Phylogenetic Analyses of the Vertebrate Immunityrelated IFITM Sub-family IR-IFITM genes can be divided into two groups: one consisting of eutherian homologs and the other including homologs from metatheria and bird. We further constructed a sub-tree to show the phylogenetic relationship of 109 IR-IFITM genes from eutheria (Fig. 3) . The sequences from elephant are located on the basal position. All IR-IFITM genes from the primate lineages form a sub-clade, and those from rodents form another sub-clade. Four genes from tree shrew form a species-specific cluster located between the sub-clades of the primates and the rodents. Three mammal species, dog, horse and cow, form several species-specific IR-IFITM gene clusters, which further compose a sub-clade in accordance with the phylogeny of these three species. These suggest that IR-IFITM genes evolved via gene duplication after species separation.
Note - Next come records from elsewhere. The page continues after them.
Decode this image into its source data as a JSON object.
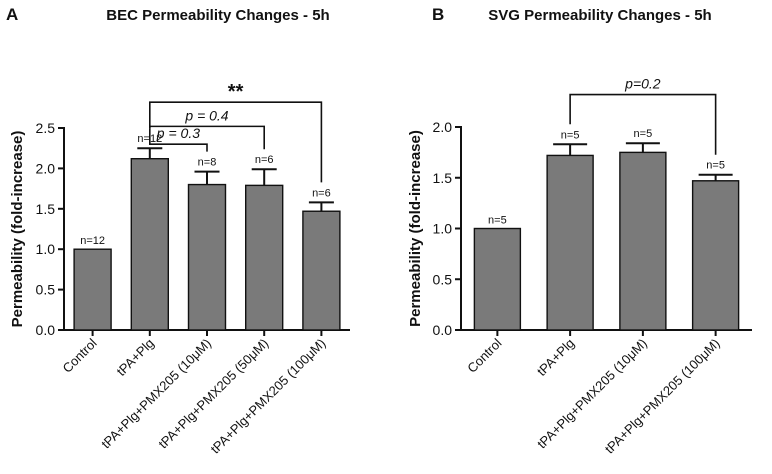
{
  "chart_data": [
    {
      "type": "bar",
      "panel": "A",
      "title": "BEC Permeability Changes - 5h",
      "ylabel": "Permeability (fold-increase)",
      "xlabel": "",
      "ylim": [
        0,
        2.5
      ],
      "yticks": [
        "0.0",
        "0.5",
        "1.0",
        "1.5",
        "2.0",
        "2.5"
      ],
      "categories": [
        "Control",
        "tPA+Plg",
        "tPA+Plg+PMX205 (10μM)",
        "tPA+Plg+PMX205 (50μM)",
        "tPA+Plg+PMX205 (100μM)"
      ],
      "values": [
        1.0,
        2.12,
        1.8,
        1.79,
        1.47
      ],
      "errors": [
        0.0,
        0.13,
        0.16,
        0.2,
        0.11
      ],
      "n_labels": [
        "n=12",
        "n=12",
        "n=8",
        "n=6",
        "n=6"
      ],
      "comparisons": [
        {
          "from": 1,
          "to": 4,
          "label": "**",
          "level": 2.82
        },
        {
          "from": 1,
          "to": 3,
          "label": "p = 0.4",
          "level": 2.52
        },
        {
          "from": 1,
          "to": 2,
          "label": "p = 0.3",
          "level": 2.3
        }
      ]
    },
    {
      "type": "bar",
      "panel": "B",
      "title": "SVG Permeability Changes - 5h",
      "ylabel": "Permeability (fold-increase)",
      "xlabel": "",
      "ylim": [
        0,
        2.0
      ],
      "yticks": [
        "0.0",
        "0.5",
        "1.0",
        "1.5",
        "2.0"
      ],
      "categories": [
        "Control",
        "tPA+Plg",
        "tPA+Plg+PMX205 (10μM)",
        "tPA+Plg+PMX205 (100μM)"
      ],
      "values": [
        1.0,
        1.72,
        1.75,
        1.47
      ],
      "errors": [
        0.0,
        0.11,
        0.09,
        0.06
      ],
      "n_labels": [
        "n=5",
        "n=5",
        "n=5",
        "n=5"
      ],
      "comparisons": [
        {
          "from": 1,
          "to": 3,
          "label": "p=0.2",
          "level": 2.32
        }
      ]
    }
  ]
}
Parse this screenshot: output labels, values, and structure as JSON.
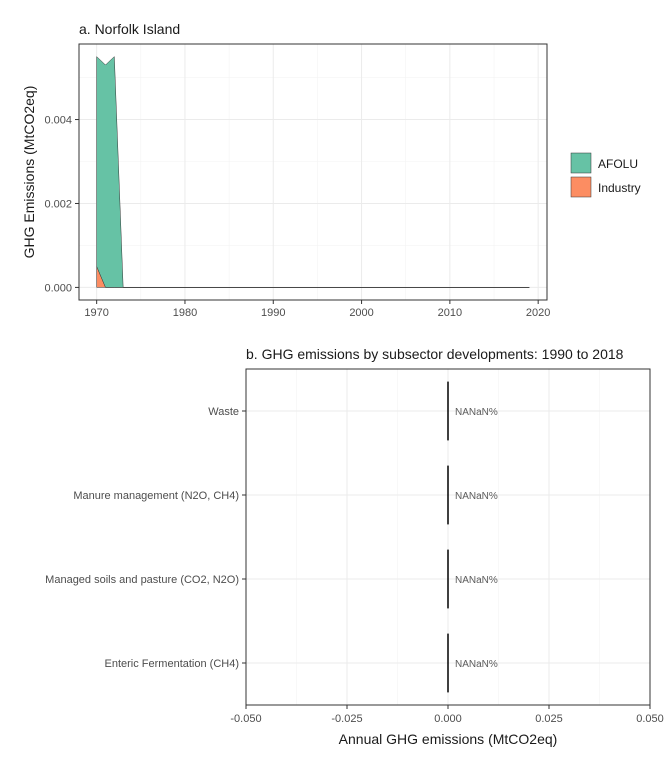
{
  "colors": {
    "afolu": "#66c2a5",
    "industry": "#fc8d62",
    "bar": "#000000"
  },
  "chart_data": [
    {
      "type": "area",
      "title": "a. Norfolk Island",
      "xlabel": "",
      "ylabel": "GHG Emissions (MtCO2eq)",
      "xlim": [
        1968,
        2021
      ],
      "ylim": [
        -0.0003,
        0.0058
      ],
      "x_ticks": [
        1970,
        1980,
        1990,
        2000,
        2010,
        2020
      ],
      "y_ticks": [
        0.0,
        0.002,
        0.004
      ],
      "y_tick_labels": [
        "0.000",
        "0.002",
        "0.004"
      ],
      "stacked": true,
      "grid": true,
      "legend_position": "right",
      "x": [
        1970,
        1971,
        1972,
        1973,
        1974,
        1980,
        1990,
        2000,
        2010,
        2019
      ],
      "series": [
        {
          "name": "Industry",
          "color": "#fc8d62",
          "values": [
            0.0005,
            0.0,
            0,
            0,
            0,
            0,
            0,
            0,
            0,
            0
          ]
        },
        {
          "name": "AFOLU",
          "color": "#66c2a5",
          "values": [
            0.005,
            0.0053,
            0.0055,
            0,
            0,
            0,
            0,
            0,
            0,
            0
          ]
        }
      ]
    },
    {
      "type": "bar",
      "orientation": "horizontal",
      "title": "b. GHG emissions by subsector developments: 1990 to 2018",
      "xlabel": "Annual GHG emissions (MtCO2eq)",
      "ylabel": "",
      "xlim": [
        -0.05,
        0.05
      ],
      "x_ticks": [
        -0.05,
        -0.025,
        0.0,
        0.025,
        0.05
      ],
      "x_tick_labels": [
        "-0.050",
        "-0.025",
        "0.000",
        "0.025",
        "0.050"
      ],
      "grid": true,
      "categories": [
        "Waste",
        "Manure management (N2O, CH4)",
        "Managed soils and pasture (CO2, N2O)",
        "Enteric Fermentation (CH4)"
      ],
      "values": [
        0,
        0,
        0,
        0
      ],
      "data_labels": [
        "NANaN%",
        "NANaN%",
        "NANaN%",
        "NANaN%"
      ]
    }
  ]
}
Interestingly, the majority of IR-IFITM genes from rodents do not form species-specific clusters as each of IFITM1, IFITM2 and IFITM3 clusters together in a lineage-specific manner. This clustering indicates that IR-IFITM genes have diverged into different IFITM isoforms prior to the split of rodents from other mammals. Additionally, in the lineage-specific clusters, more than one IR-IFITM gene was observed from certain species, indicating that gene duplication of IR-IFITM genes continued until after species separation of the rodents. Furthermore, rat IFITM7 clusters closely with rat IFITM3, indicating that they are a pair of duplicated genes. Similarly, mouseIFITM7, mouseIFITM1 and mouseIFITM-like3 (IFITMac) are another group of duplicated genes, suggesting that IFITM7 might have similar biological function to IFITM3 or IFITM1.